Knowledge Management Renaissance: Why Wikis Are Making a Comeback

Wikis were supposed to be a solved problem. Collaborative, easy to update, searchable – they seemed like the obvious answer to the question of where organizational knowledge should live. Then came the proliferation of messaging apps, project management tools, and document platforms, each promising a better way to capture and share information. A decade later, most organizations have more places to store knowledge than ever, and finding anything is harder than it’s ever been.

What Went Wrong with Knowledge Management

The failure of most knowledge management initiatives isn’t really about the technology. It’s about the incentives around contributing to it. Documentation is almost always seen as overhead – something you do after the real work is finished, if you have time, which you usually don’t. When knowledge bases go stale, employees stop trusting them. When employees stop trusting them, they stop consulting them. When they stop consulting them, they ask colleagues instead. The colleague answers, the knowledge stays in someone’s head, and the cycle continues.

This pattern plays out across industries and company sizes. The institutional knowledge that should be written down – how decisions get made, why certain processes work the way they do, what to do when a common edge case comes up – remains locked in the minds of the people who have been around long enough to learn it. When those people leave, the knowledge leaves with them.

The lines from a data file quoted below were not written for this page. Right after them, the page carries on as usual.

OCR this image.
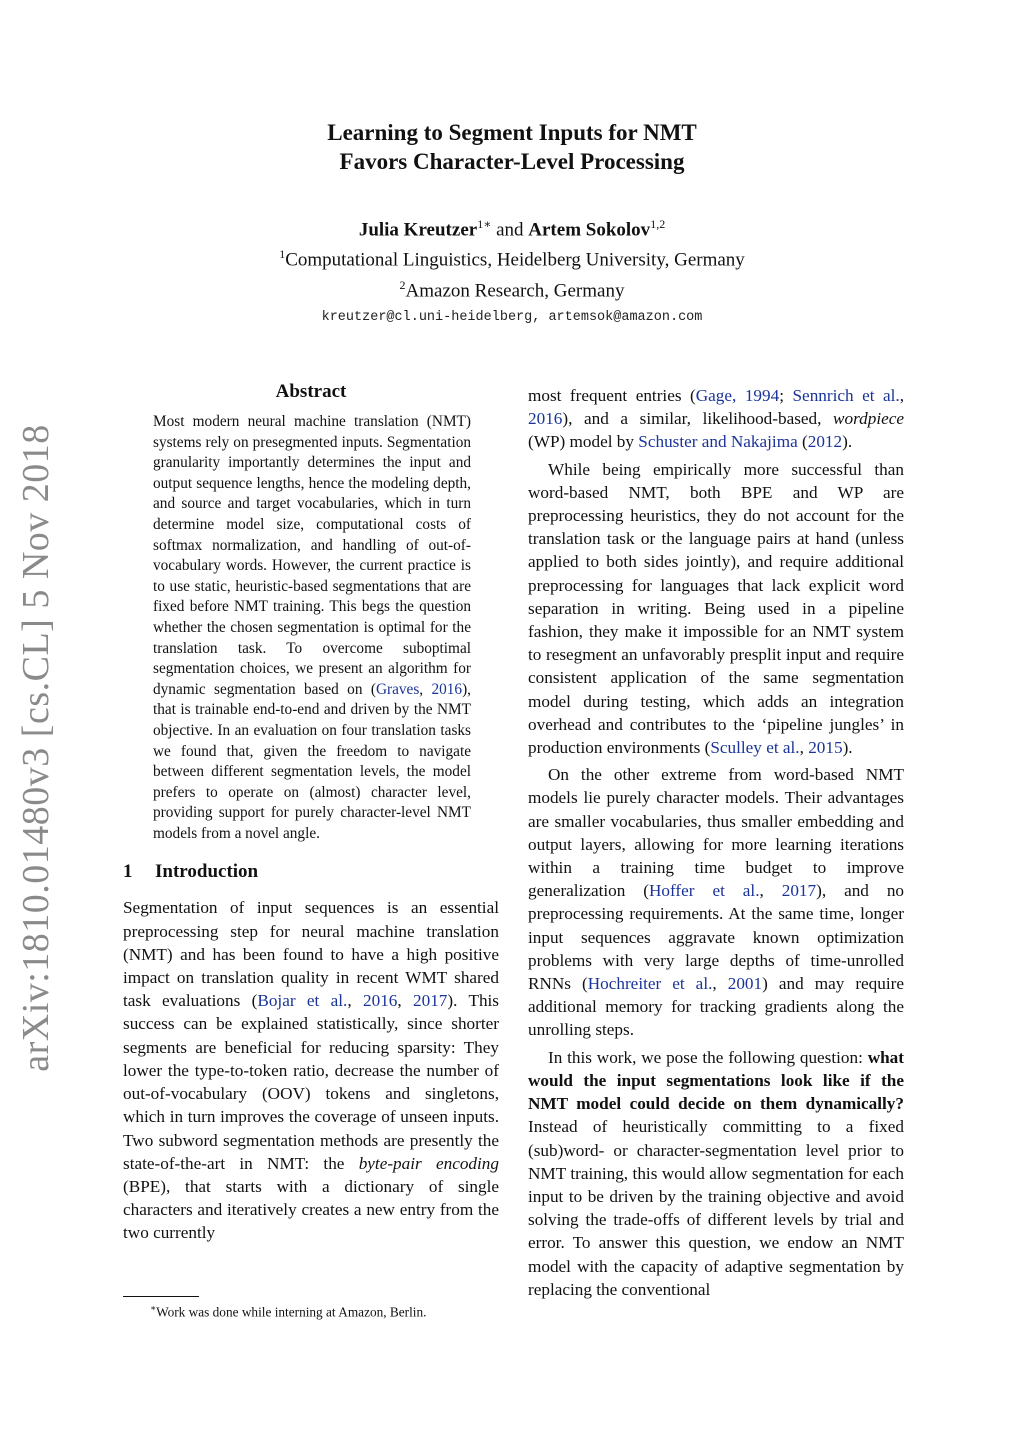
arXiv:1810.01480v3 [cs.CL] 5 Nov 2018
Learning to Segment Inputs for NMT
Favors Character-Level Processing
Julia Kreutzer$^{1∗}$ and Artem Sokolov$^{1,2}$
$^1$Computational Linguistics, Heidelberg University, Germany
$^2$Amazon Research, Germany
kreutzer@cl.uni-heidelberg, artemsok@amazon.com
Abstract
Most modern neural machine translation (NMT) systems rely on presegmented inputs. Segmentation granularity importantly determines the input and output sequence lengths, hence the modeling depth, and source and target vocabularies, which in turn determine model size, computational costs of softmax normalization, and handling of out-of-vocabulary words. However, the current practice is to use static, heuristic-based segmentations that are fixed before NMT training. This begs the question whether the chosen segmentation is optimal for the translation task. To overcome suboptimal segmentation choices, we present an algorithm for dynamic segmentation based on (Graves, 2016), that is trainable end-to-end and driven by the NMT objective. In an evaluation on four translation tasks we found that, given the freedom to navigate between different segmentation levels, the model prefers to operate on (almost) character level, providing support for purely character-level NMT models from a novel angle.
1 Introduction

Segmentation of input sequences is an essential preprocessing step for neural machine translation (NMT) and has been found to have a high positive impact on translation quality in recent WMT shared task evaluations (Bojar et al., 2016, 2017). This success can be explained statistically, since shorter segments are beneficial for reducing sparsity: They lower the type-to-token ratio, decrease the number of out-of-vocabulary (OOV) tokens and singletons, which in turn improves the coverage of unseen inputs. Two subword segmentation methods are presently the state-of-the-art in NMT: the byte-pair encoding (BPE), that starts with a dictionary of single characters and iteratively creates a new entry from the two currently

most frequent entries (Gage, 1994; Sennrich et al., 2016), and a similar, likelihood-based, wordpiece (WP) model by Schuster and Nakajima (2012).

While being empirically more successful than word-based NMT, both BPE and WP are preprocessing heuristics, they do not account for the translation task or the language pairs at hand (unless applied to both sides jointly), and require additional preprocessing for languages that lack explicit word separation in writing. Being used in a pipeline fashion, they make it impossible for an NMT system to resegment an unfavorably presplit input and require consistent application of the same segmentation model during testing, which adds an integration overhead and contributes to the ‘pipeline jungles’ in production environments (Sculley et al., 2015).

On the other extreme from word-based NMT models lie purely character models. Their advantages are smaller vocabularies, thus smaller embedding and output layers, allowing for more learning iterations within a training time budget to improve generalization (Hoffer et al., 2017), and no preprocessing requirements. At the same time, longer input sequences aggravate known optimization problems with very large depths of time-unrolled RNNs (Hochreiter et al., 2001) and may require additional memory for tracking gradients along the unrolling steps.

In this work, we pose the following question: what would the input segmentations look like if the NMT model could decide on them dynamically? Instead of heuristically committing to a fixed (sub)word- or character-segmentation level prior to NMT training, this would allow segmentation for each input to be driven by the training objective and avoid solving the trade-offs of different levels by trial and error. To answer this question, we endow an NMT model with the capacity of adaptive segmentation by replacing the conventional

∗Work was done while interning at Amazon, Berlin.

The organizations now revisiting structured knowledge management aren’t doing so because wikis suddenly became more appealing. They’re doing so because the cost of undocumented knowledge has become impossible to ignore.

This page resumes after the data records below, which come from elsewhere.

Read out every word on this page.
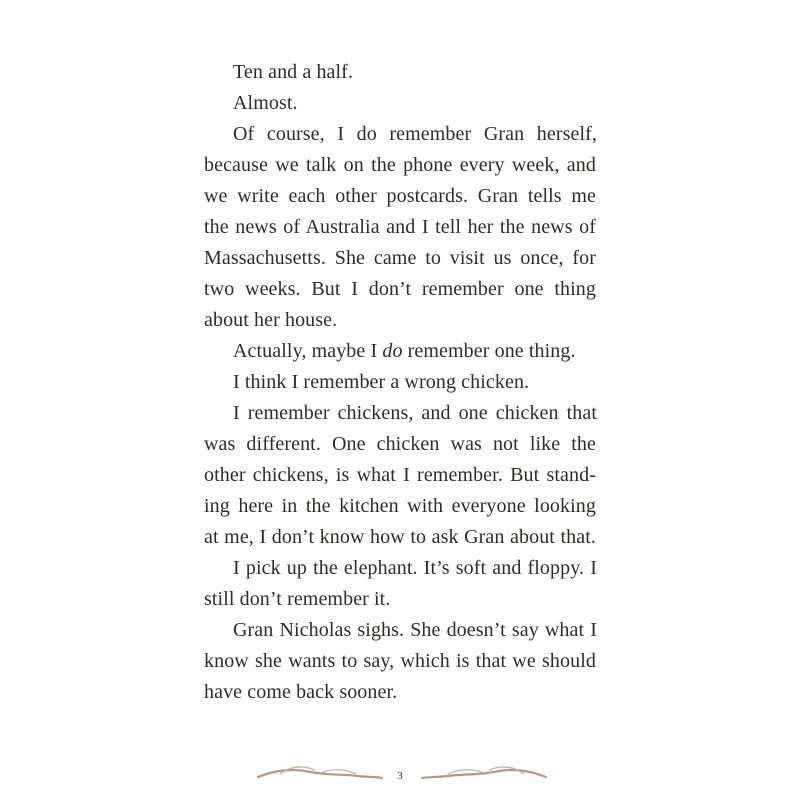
Ten and a half.
Almost.
Of course, I do remember Gran herself,
because we talk on the phone every week, and
we write each other postcards. Gran tells me
the news of Australia and I tell her the news of
Massachusetts. She came to visit us once, for
two weeks. But I don’t remember one thing
about her house.
Actually, maybe I do remember one thing.
I think I remember a wrong chicken.
I remember chickens, and one chicken that
was different. One chicken was not like the
other chickens, is what I remember. But stand-
ing here in the kitchen with everyone looking
at me, I don’t know how to ask Gran about that.
I pick up the elephant. It’s soft and floppy. I
still don’t remember it.
Gran Nicholas sighs. She doesn’t say what I
know she wants to say, which is that we should
have come back sooner.
3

Why the Moment Is Different Now

A few things have changed that make this a more tractable problem than it was five years ago.

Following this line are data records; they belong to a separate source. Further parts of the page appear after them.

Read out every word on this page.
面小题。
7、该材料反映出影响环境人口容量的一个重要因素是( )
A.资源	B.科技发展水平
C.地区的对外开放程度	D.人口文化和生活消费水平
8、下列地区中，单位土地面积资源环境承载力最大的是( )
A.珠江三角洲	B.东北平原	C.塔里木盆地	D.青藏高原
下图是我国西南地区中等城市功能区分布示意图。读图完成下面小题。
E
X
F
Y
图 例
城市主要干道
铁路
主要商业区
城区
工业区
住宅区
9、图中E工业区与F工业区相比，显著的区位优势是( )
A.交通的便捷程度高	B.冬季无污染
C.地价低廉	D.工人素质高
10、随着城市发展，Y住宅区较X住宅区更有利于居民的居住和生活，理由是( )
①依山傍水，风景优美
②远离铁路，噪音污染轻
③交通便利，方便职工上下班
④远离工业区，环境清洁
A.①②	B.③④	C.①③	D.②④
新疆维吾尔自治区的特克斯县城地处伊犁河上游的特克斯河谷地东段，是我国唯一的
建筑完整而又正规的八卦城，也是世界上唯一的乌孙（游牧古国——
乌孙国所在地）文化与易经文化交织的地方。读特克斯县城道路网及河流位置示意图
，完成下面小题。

AI-assisted documentation has lowered the friction around creating and maintaining knowledge artifacts significantly. Meeting recordings get transcribed and summarized. Support interactions surface reusable answers automatically. Drafts get generated from existing materials rather than written from scratch. The overhead of documentation drops when tools can do a meaningful share of the initial work.

Search has also improved substantially. Early knowledge bases were only as useful as their navigation structure – if you didn’t know where to look, you wouldn’t find it. Modern knowledge platforms with semantic search and AI-powered retrieval can surface relevant content even when the query doesn’t match the document’s exact language. That changes the value proposition meaningfully, because the information becomes findable without requiring the person who wrote it to also design the perfect taxonomy.

For IT service management teams specifically, the pressure to maintain current, reliable knowledge bases has intensified as self-service expectations have grown. When employees expect to resolve common issues without opening a ticket, the quality of available documentation becomes a direct driver of support efficiency. Teams that have invested in structured, regularly reviewed knowledge bases have seen measurable reductions in ticket volume for issues that could have been self-resolved.

What a Functioning Knowledge Base Actually Requires

The technology is the easier part. The harder part is building a culture and a set of processes that keep knowledge current without making documentation feel like a second job.

The organizations getting this right share a few practices. They designate ownership for specific knowledge domains rather than assuming collective responsibility, which in practice means no responsibility at all. They build documentation into workflows rather than treating it as an afterthought – the process for closing a project includes updating the relevant knowledge base entries, not just archiving the files. And they measure knowledge base health as an operational metric, tracking article age, search success rates, and the percentage of support interactions that reference available documentation.

None of this is glamorous. But it’s the difference between a knowledge base that stays current and one that becomes a graveyard of outdated articles that nobody trusts.

Connecting Knowledge to the Workflows Where It’s Needed

The final piece that’s changed is how knowledge gets surfaced. Static knowledge bases that require employees to navigate to a separate tool, remember to consult it, and find the right article have always had an adoption problem. The more effective model is knowledge that appears within the workflow where it’s needed – a relevant article surfaced in a support ticket interface, a policy summary pulled into an approval request, a troubleshooting guide triggered by a specific error code.

This kind of contextual delivery makes knowledge useful without requiring employees to seek it out. It also generates data about what’s being accessed, what searches fail to return results, and where the gaps are – which turns knowledge management from a static archive into a system that improves over time.

The wiki never stopped being a good idea. It just needed better infrastructure around it to work the way it was always supposed to.